A commentare la sentenza anche organizzazioni che hanno promosso azioni simili in altri Paesi. Così Marjan Minnesma, direttrice di Urgenda, la fondazione olandese protagonista del celebre caso che ha portato alla storica condanna dell’Olanda: «C’è un divario crescente tra le promesse dei nostri governi e le azioni che intraprendono nell’affrontare l’emergenza climatica. La sentenza Urgenda nei Paesi Bassi ha dimostrato che i tribunali hanno un ruolo cruciale nell’esaminare se i governi stiano facendo abbastanza per ridurre le emissioni di gas serra e quindi salvaguardare i diritti fondamentali dei loro cittadini. Numerosi tribunali in tutto il mondo hanno seguito questo precedente, rafforzando così le politiche climatiche e la tutela dei diritti umani nei loro Paesi. Mentre gli impatti climatici estremi continuano a devastare tutti i Continenti, i tribunali italiani non dovrebbero sottrarsi al loro dovere costituzionale: dovrebbero seguire le orme di quei tribunali che già hanno indicato la strada, assicurando che i governi rispettino i loro obblighi giuridici e mantengano gli impegni presi per affrontare l’emergenza climatica».

Non esprimersi sugli impatti della crisi climatica vuol dire in definitiva disattendere le richieste di giustizia e le istanze di protezione di diritti fondamentali, compromessi dalle inadempienze istituzionali.
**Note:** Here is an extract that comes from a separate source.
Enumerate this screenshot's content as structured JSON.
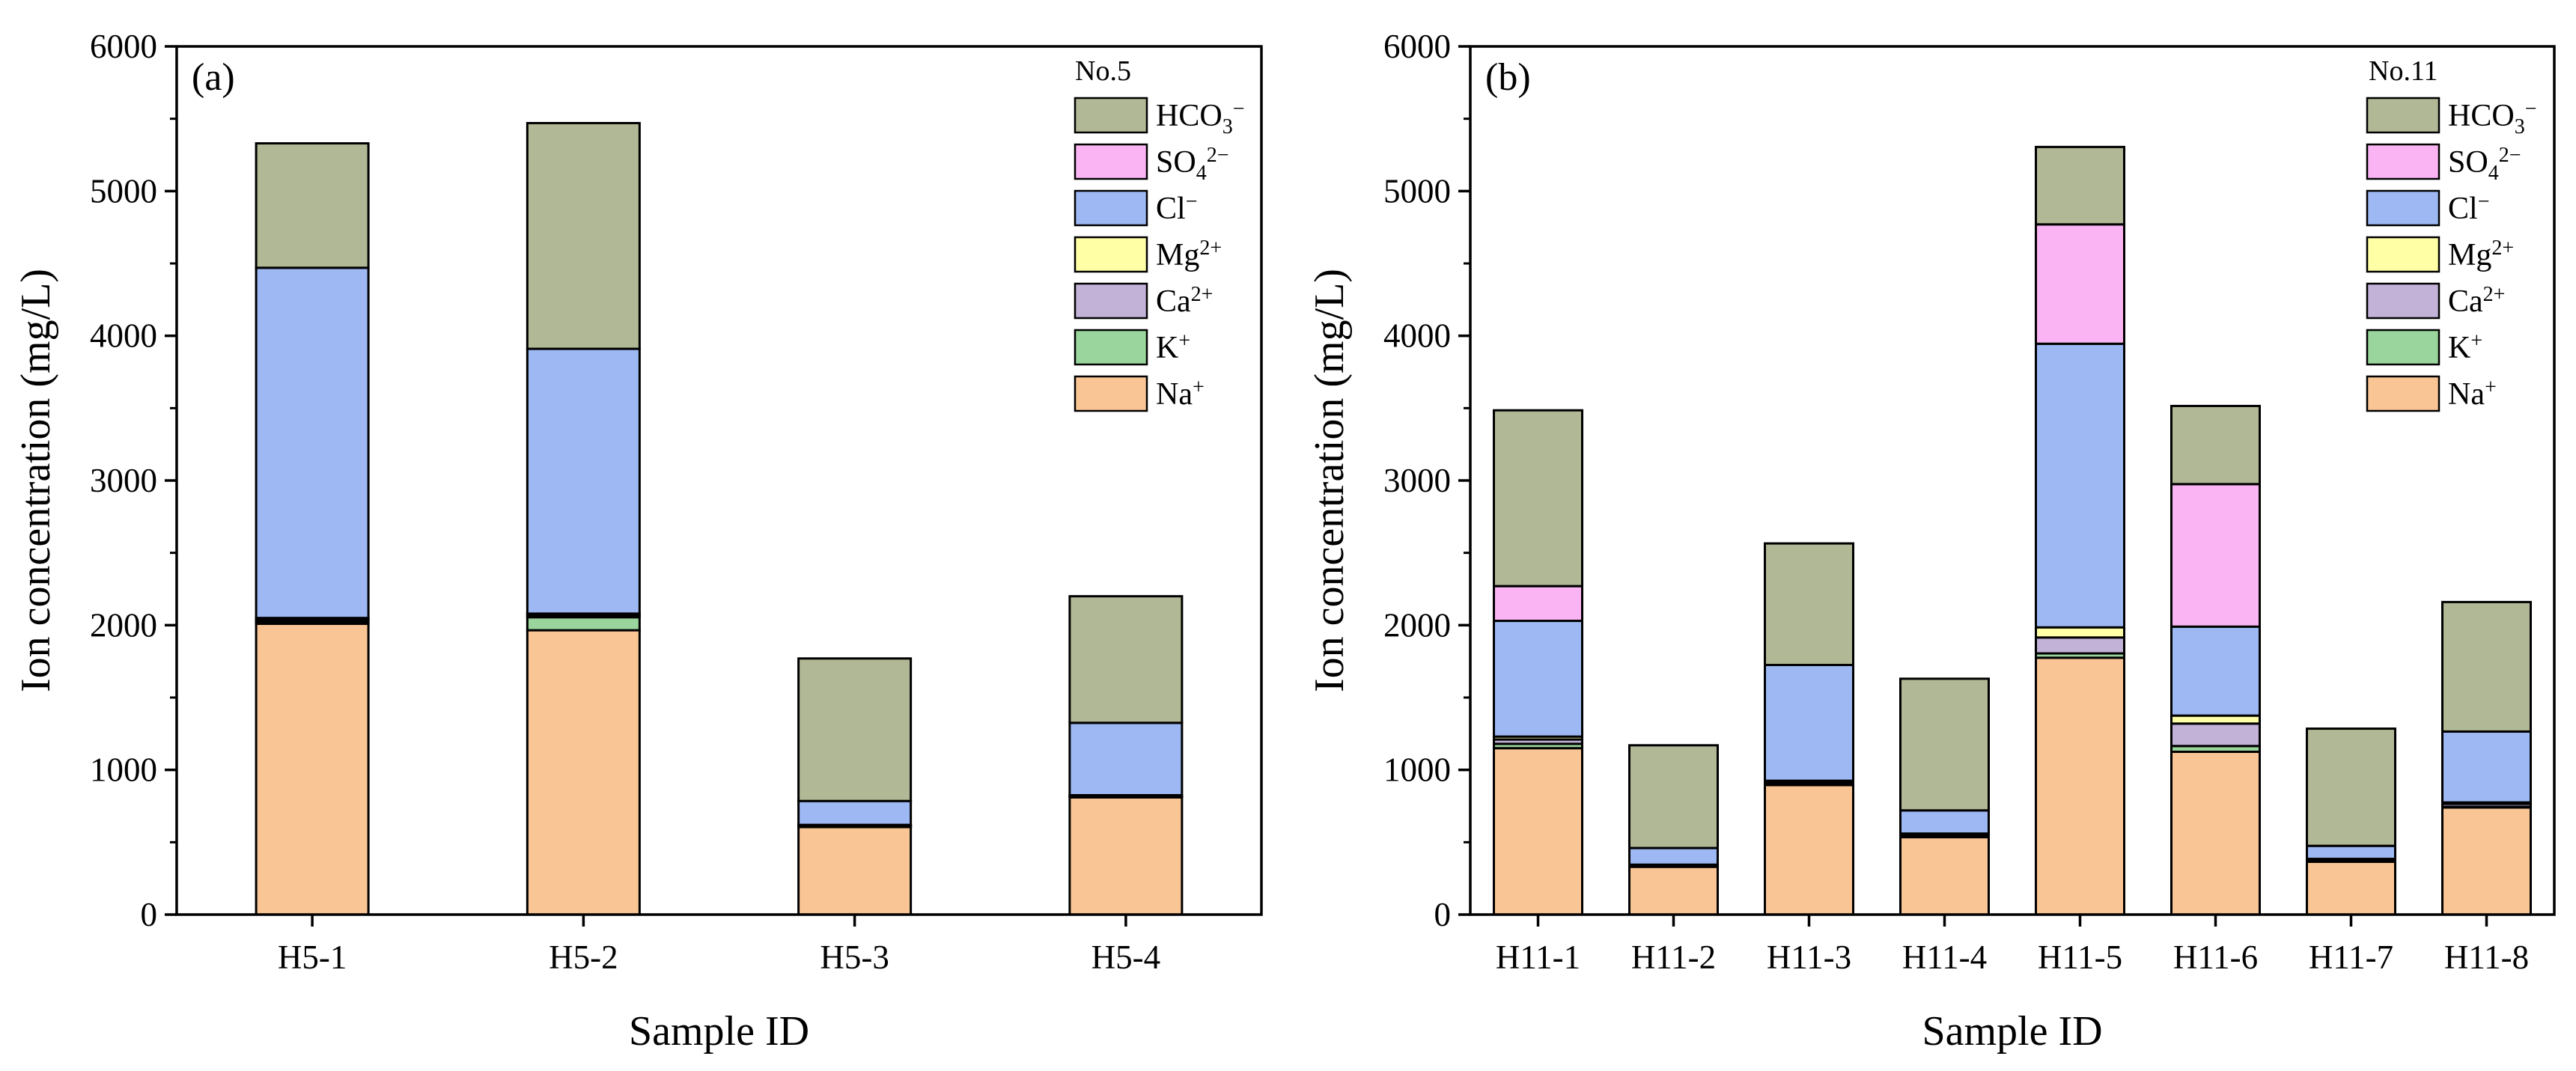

In questi anni i contenziosi climatici hanno fornito strumenti utili alla cittadinanza e anche alla politica. Le indicazioni che sono arrivate dai tribunali grazie ai contenziosi climatici hanno prodotto spesso leggi migliori in materia. Che il tribunale italiano abbia scelto di sottrarsi, come afferma Urgenda, al suo dovere costituzionale, rifiutando di assicurarsi che lo Stato rispetti i suoi obblighi è una scelta che denunciamo pubblicamente e contro cui daremo battaglia nelle sedi opportune.